リーダーが不在の場合は、サブリーダーが代わりを務めます。3番手の先生が不在の場合は、サブリーダーが代行するなど。

その時の状況に応じて、誰が代行するべきなのかも想定して、訓練しておくと安心です。


訓練後は振り返りで課題を共有する



訓練が終わったら、それで終わりではありません。避難がより確実となるように、必ず振り返りを行いましょう。

良かった点を共有し、褒め合ったり、役割分担のあいまいさやつまずいた点を共有したりし、次に活かすこと。

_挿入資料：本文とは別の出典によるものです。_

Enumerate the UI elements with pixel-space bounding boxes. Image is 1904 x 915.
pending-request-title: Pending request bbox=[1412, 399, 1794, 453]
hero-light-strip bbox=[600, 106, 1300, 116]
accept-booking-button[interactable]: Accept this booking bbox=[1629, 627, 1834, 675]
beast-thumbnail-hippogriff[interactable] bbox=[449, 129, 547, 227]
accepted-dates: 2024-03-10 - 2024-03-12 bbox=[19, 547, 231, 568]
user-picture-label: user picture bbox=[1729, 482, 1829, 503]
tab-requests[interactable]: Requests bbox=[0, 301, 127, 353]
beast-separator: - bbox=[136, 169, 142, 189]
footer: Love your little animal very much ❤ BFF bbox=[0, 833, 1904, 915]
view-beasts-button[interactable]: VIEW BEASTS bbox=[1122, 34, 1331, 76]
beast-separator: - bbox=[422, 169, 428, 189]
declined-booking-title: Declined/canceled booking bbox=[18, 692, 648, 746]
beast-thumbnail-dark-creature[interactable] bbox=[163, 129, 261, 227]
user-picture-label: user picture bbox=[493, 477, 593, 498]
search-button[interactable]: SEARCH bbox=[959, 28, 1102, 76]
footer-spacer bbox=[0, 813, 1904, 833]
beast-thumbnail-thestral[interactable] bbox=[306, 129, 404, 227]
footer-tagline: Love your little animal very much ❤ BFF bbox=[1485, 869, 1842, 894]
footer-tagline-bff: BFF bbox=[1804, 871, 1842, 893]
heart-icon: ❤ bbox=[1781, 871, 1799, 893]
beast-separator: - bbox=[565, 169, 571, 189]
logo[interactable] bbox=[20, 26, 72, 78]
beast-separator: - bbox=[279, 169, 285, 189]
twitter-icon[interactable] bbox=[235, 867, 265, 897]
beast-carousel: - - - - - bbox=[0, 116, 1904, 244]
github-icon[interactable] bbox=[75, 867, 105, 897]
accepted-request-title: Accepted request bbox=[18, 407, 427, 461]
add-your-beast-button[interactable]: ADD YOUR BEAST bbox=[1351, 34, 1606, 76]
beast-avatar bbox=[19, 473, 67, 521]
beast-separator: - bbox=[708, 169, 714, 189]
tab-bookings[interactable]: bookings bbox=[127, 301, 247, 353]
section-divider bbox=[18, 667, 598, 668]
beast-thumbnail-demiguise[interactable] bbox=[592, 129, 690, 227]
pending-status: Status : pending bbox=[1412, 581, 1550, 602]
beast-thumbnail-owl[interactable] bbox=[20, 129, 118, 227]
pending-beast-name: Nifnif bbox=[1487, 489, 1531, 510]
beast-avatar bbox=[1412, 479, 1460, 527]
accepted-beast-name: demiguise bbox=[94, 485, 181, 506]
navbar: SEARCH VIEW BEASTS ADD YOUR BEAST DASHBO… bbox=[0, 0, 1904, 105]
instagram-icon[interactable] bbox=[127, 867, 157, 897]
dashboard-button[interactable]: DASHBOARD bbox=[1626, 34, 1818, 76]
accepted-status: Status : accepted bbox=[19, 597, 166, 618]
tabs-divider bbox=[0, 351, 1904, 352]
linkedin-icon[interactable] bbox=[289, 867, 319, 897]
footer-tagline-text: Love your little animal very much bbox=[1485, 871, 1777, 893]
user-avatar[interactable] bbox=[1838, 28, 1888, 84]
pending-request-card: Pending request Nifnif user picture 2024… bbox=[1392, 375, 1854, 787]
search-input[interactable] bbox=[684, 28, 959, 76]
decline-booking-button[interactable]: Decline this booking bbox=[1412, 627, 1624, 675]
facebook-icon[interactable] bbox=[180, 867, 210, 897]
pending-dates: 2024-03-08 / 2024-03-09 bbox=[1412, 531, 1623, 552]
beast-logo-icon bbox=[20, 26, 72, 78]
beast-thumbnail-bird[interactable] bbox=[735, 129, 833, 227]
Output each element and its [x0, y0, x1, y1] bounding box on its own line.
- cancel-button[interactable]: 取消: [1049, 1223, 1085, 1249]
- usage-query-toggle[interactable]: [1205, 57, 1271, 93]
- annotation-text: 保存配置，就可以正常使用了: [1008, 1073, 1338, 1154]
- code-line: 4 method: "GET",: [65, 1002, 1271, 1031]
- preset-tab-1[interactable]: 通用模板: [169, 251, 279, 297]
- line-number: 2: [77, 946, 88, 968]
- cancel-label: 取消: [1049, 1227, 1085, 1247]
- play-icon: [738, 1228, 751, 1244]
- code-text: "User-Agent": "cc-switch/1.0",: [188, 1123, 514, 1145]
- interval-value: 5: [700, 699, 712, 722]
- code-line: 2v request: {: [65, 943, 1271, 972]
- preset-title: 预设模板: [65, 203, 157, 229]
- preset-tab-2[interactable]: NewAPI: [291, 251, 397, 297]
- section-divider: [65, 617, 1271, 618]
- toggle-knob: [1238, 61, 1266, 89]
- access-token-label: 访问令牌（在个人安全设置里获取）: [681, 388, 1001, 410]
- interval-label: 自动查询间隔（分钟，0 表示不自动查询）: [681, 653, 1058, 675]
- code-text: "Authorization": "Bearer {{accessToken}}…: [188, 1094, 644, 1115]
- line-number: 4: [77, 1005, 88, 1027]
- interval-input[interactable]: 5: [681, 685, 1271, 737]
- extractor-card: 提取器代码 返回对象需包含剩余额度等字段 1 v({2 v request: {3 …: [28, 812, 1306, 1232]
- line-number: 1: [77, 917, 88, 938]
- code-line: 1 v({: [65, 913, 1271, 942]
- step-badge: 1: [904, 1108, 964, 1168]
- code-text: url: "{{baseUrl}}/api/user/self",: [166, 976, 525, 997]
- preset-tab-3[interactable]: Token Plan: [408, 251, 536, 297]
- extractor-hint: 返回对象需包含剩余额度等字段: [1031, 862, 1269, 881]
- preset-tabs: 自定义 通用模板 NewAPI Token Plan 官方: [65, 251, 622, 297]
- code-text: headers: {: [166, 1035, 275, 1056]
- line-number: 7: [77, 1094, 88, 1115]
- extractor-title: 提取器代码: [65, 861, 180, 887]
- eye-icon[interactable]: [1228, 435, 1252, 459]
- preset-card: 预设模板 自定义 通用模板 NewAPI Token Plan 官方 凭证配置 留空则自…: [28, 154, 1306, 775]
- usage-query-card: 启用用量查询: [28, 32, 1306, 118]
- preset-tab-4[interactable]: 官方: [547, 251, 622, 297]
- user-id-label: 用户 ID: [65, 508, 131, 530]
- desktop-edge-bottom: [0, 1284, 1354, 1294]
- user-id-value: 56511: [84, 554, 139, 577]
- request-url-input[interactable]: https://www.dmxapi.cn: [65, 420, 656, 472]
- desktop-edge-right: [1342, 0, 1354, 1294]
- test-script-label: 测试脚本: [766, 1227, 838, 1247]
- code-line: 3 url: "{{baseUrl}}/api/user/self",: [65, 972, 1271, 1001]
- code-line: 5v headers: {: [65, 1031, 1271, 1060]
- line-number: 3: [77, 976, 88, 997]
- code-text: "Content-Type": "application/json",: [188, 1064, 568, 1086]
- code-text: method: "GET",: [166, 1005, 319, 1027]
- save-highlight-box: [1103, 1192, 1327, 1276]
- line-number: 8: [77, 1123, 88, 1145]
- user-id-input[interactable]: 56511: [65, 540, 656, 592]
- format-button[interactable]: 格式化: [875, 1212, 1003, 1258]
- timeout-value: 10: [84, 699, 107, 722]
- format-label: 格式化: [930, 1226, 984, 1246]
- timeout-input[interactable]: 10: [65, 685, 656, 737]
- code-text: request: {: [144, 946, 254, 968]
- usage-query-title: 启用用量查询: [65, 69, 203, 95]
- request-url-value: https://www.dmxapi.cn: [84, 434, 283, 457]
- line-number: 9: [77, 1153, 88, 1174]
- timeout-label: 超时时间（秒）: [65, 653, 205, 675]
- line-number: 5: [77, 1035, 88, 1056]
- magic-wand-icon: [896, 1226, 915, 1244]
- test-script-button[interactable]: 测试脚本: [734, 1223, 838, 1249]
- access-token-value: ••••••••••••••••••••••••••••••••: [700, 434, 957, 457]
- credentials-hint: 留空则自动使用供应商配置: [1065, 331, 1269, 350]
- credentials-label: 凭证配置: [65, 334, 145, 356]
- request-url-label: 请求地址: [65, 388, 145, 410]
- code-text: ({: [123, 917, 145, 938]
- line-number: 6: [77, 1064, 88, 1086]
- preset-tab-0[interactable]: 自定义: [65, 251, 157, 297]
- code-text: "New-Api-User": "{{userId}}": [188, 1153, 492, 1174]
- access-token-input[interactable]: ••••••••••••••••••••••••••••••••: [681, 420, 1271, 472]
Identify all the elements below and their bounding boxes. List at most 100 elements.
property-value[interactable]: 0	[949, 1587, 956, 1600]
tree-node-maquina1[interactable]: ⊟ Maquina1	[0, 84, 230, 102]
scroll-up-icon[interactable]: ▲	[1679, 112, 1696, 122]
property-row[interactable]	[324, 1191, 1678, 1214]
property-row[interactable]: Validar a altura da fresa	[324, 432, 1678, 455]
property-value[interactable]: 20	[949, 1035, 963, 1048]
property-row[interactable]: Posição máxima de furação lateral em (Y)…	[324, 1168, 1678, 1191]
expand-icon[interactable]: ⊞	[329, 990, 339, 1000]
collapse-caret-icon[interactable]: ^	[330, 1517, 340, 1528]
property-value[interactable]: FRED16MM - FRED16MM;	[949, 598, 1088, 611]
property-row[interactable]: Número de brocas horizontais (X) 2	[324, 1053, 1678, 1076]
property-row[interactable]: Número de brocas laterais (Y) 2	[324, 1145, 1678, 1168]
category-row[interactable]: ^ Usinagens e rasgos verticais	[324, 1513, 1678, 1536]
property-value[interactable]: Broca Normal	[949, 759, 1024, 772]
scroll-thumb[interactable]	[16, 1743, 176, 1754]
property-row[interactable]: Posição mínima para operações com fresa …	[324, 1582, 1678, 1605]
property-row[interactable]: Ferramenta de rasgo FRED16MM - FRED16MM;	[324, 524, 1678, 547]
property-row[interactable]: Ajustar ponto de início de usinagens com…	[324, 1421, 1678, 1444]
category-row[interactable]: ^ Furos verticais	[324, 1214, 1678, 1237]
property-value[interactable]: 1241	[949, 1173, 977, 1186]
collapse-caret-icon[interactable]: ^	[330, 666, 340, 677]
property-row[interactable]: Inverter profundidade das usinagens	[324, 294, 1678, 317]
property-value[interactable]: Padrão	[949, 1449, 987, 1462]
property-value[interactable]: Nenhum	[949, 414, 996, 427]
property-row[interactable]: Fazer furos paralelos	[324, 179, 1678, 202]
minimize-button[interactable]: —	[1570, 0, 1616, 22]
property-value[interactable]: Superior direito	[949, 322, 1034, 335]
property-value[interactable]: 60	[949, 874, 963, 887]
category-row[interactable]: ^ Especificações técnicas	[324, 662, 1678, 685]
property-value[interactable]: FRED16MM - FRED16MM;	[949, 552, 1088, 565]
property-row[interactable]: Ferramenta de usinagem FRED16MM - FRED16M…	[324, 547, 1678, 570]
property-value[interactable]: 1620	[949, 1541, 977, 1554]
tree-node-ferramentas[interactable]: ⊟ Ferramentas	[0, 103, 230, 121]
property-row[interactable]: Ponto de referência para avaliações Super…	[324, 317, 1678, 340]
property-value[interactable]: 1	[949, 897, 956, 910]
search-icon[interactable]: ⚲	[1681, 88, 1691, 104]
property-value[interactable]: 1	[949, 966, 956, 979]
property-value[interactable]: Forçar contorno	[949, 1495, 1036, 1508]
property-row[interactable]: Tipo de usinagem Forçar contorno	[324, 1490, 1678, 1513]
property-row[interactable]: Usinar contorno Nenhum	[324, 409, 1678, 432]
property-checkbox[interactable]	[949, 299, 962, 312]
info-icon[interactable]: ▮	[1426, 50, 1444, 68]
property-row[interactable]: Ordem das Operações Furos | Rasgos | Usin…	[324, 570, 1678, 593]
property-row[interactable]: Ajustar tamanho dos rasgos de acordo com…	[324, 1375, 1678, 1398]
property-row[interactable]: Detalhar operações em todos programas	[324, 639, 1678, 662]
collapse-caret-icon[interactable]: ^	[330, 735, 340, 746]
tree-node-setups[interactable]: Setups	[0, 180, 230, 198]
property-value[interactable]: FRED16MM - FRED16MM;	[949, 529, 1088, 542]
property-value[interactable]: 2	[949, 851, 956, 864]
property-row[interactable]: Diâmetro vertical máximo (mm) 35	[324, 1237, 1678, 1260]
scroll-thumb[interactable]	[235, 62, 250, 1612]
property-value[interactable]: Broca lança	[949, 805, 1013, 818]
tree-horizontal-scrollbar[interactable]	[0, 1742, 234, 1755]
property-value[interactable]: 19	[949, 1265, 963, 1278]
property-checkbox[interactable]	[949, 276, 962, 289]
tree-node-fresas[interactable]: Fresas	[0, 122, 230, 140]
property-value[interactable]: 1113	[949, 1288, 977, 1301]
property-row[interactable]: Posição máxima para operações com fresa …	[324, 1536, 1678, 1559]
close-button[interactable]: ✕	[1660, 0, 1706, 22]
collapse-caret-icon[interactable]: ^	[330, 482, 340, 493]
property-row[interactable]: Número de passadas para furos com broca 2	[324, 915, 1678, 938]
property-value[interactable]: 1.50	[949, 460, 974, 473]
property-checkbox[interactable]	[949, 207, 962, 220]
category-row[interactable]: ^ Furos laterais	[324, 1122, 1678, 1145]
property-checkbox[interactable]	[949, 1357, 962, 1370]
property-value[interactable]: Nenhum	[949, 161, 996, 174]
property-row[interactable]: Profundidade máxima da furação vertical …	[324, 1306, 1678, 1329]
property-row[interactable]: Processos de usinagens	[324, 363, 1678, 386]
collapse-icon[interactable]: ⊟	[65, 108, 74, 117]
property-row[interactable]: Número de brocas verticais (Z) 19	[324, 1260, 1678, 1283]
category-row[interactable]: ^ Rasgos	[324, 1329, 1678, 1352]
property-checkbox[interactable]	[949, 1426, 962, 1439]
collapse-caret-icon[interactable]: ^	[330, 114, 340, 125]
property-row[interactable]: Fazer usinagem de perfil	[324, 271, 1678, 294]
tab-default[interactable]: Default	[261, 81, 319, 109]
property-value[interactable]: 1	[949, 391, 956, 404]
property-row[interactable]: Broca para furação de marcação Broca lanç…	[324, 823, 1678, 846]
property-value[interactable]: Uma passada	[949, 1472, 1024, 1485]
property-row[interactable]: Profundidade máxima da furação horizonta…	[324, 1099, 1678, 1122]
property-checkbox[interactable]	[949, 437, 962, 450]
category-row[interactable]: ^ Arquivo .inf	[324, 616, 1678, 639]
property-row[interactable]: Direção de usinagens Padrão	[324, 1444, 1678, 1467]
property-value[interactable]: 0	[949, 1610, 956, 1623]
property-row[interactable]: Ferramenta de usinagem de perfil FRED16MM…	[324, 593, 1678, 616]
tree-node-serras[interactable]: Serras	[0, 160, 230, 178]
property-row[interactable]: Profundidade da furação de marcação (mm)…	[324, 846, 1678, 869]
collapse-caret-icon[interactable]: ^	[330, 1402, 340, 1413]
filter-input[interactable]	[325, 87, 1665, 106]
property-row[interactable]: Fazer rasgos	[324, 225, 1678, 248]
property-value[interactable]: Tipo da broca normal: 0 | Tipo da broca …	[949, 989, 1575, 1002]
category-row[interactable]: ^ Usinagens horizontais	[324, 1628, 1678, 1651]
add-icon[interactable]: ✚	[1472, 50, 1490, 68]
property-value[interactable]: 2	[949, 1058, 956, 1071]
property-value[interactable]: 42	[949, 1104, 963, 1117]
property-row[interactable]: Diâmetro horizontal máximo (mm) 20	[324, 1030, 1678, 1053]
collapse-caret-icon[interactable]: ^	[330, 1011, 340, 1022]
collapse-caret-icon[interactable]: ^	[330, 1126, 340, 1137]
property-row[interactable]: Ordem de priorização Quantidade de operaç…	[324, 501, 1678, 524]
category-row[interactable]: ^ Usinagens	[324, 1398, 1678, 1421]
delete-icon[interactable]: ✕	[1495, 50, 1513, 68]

振り返りを通して、先生一人ひとりの当事者意識を高め、チームとして一体感を強めることが
できます。


【年齢別】避難訓練での声かけと対応方法

【年齢別】避難訓練での声かけと対応方法



子どもたちの年齢や発達段階に合わせた声かけをすることで、避難訓練のねらいをより効果的に
達成できます。

  • 0~1歳児クラス
  • 2~3歳児クラス
  • 4~5歳児クラス


各年齢別に説明していきます。


0~1歳児クラス:安心感を最優先に



この年齢の子どもたちには、何より安心感を与えることが大切です。

【訓練前】

「今日は、じしんって言って、お部屋がグラグラした時の避難訓練をするよ」と、優しく簡潔に
伝えます。

【訓練中】

「だいじょうぶ、だいじょうぶ」と、小さな声で安心できるような言葉かけをします。
わたしの場合は、「キラキラぼし」などのゆったりした歌を、小さな声で唄っていたことも。
賛否あるかもしれませんね。

【注意点】

泣いてしまう子や輪から出て行ってしまう子には、
「怖いね。先生ここにいるよ」と気持ちに寄り添い、優しく誘導しましょう。

【避難後】

「えらじゃったね。みんなで逃げられたね」と、結果をしっかり褒めてあげます。


2~3歳児クラス:約束事と理由を伝える



この時期からは、簡単な約束事を言葉で伝えていくことも大切です。

【訓練前】

「「地震です」と聞こえたら、先生の集まってね」

「集まったら、身体を小さくして頭を守るよ」と、身振り手振りを交えて説明します。

【約束事】

「おしゃべりしないよ、放送が聞こえなくなるからね」

「走らないよ、お友だちとぶつかって怪我しちゃうからね」などと、理由を添えて分かりやすく
伝えましょう。

【訓練中】

「しーだよ…そう!じょうずだね」

「頭小さくだよ」などと、冷静に、小さな声で指示を出します。

【避難後】

「みんな、静かにできたね」
「先生のお話を聞いて、避難できたね」と、具体的な行動を褒めることで、子どもたちの自信に
つながります。


4~5歳児クラス:主体的に考えさせる



この年齢になると、自分で考え、行動できるような声かけが大切です。

【訓練前】

「地震が来たらどうするんだっけ?」と、子どもたちに質問し、答えを引き出します。

【約束事の確認】

「先生の周りに集まる」「静かにする」「走らない、押さない」など、子どもたちと一緒に約束事を確認しましょう。

【訓練中】

「ここに集まっておいで」
「お荷物持ってくるね。そのままだよ」と、先生は手早く自分の役割をこなします。

【避難後】

2~3歳児クラス同様、避難時にできたことを十分に褒め、いざという時の避難方法を再確認
しましょう。


まとめ|当事者意識をもって避難訓練に取り組もう

まとめ



避難訓練は、子どもたちの命を守るために、全員が当事者意識をもって取り組むべき活動です。
先生一人ひとりが自分の役割を正確に理解し、冷静に行動することが何よりも重要だと考えます。

日ごろから「何のために避難訓練をするのか」を全員が共有し、一つ一つの訓練を真剣に行う
ことで、いざという時に子どもたちを安全に守れるようになります。